AIDS (London, England) 31(14) 1965-1972 doi 10.1097/QAD.0000000000001591
The primary objective of this study was to characterize the pharmacokinetics of etonogestrel (ENG) released from a contraceptive implant in Ugandan women living with HIV who were receiving efavirenz (EFV) or nevirapine (NVP)-based antiretroviral therapy (ART), compared with ART-naive women over 24 weeks.
Nonrandomized, parallel-group study with three arms: ART-naive, NVP, or EFV-based ART (N = 20/group).

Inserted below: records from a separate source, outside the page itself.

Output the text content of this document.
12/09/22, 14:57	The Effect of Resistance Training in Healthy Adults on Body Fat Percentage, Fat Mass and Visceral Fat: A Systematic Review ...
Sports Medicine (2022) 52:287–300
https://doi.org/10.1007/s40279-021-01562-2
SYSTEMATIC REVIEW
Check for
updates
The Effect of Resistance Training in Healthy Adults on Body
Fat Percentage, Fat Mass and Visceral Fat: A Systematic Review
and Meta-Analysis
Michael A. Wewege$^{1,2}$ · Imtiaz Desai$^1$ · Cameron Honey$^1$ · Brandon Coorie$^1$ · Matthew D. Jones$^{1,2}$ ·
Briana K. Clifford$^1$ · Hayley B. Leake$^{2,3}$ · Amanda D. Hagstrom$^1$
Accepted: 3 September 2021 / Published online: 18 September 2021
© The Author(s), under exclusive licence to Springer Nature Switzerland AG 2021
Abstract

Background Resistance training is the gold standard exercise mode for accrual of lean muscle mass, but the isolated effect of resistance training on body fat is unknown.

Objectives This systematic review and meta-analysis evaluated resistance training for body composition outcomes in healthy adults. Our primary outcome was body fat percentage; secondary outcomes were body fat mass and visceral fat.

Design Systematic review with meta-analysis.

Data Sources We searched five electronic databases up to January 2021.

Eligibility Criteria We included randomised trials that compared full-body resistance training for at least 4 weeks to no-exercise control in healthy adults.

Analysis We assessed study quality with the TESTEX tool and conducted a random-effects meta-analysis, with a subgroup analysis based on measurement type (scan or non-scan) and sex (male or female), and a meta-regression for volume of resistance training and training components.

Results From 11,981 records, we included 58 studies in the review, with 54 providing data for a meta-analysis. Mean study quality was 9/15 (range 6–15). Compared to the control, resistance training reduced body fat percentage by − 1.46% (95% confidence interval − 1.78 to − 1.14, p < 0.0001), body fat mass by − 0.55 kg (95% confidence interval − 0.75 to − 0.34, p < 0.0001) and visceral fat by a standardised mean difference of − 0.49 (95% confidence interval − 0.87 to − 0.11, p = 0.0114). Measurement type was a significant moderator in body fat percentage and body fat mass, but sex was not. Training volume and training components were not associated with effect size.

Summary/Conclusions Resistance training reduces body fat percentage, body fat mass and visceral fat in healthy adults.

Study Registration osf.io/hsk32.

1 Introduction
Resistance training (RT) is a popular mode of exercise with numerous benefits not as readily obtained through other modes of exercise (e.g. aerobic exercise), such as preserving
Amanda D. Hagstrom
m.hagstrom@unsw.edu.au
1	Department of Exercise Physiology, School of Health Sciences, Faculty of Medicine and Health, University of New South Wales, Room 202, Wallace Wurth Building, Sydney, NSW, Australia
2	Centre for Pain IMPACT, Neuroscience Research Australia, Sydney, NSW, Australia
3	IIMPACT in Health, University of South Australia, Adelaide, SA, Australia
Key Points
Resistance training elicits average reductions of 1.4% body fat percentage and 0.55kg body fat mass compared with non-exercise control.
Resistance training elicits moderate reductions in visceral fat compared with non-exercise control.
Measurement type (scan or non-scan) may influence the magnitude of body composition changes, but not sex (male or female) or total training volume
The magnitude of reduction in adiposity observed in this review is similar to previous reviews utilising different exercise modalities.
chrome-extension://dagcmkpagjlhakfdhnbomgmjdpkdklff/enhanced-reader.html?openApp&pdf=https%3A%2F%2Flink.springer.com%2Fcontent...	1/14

Sparse pharmacokinetic sampling of ENG, NVP, or EFV were performed at screening, entry, and then 1, 4, 12, and 24-week postimplant insertion. The primary endpoint was ENG concentrations at week 24, compared between the ART-naive group and each ART group, using geometric mean ratio (GMR) with 90% confidence intervals.
Sixty participants competed the 24-week study and data from 58 participants are included; one participant each was excluded from the NVP group and EFV group because of a sample processing error and ART nonadherence, respectively. At week 24, geometric mean ENG was 362, 341, and 66 pg/ml in the ART-naive, NVP, and EFV groups, respectively [GMR: NVP : ART-naive 0.94 (0.90-1.01); EFV : ART-naive 0.18 (0.17-0.20)]. NVP and EFV concentrations were lower at week 24 compared to preimplant [NVP: geometric mean 5.7 versus 6.8 mg/l, respectively, GMR 0.84 (0.83-0.85); EFV: geometric mean 3.6 versus 4.9 mg/l, respectively, GMR 0.73 (0.69-0.80)].
After 24 weeks of combined use, ENG exposure was 82% lower in women using EFV-based ART compared with ART-naive women. In contrast, NVP did not significantly impact ENG exposure. These results raise concerns about reduced effectiveness of implantable contraception for women taking EFV-based ART.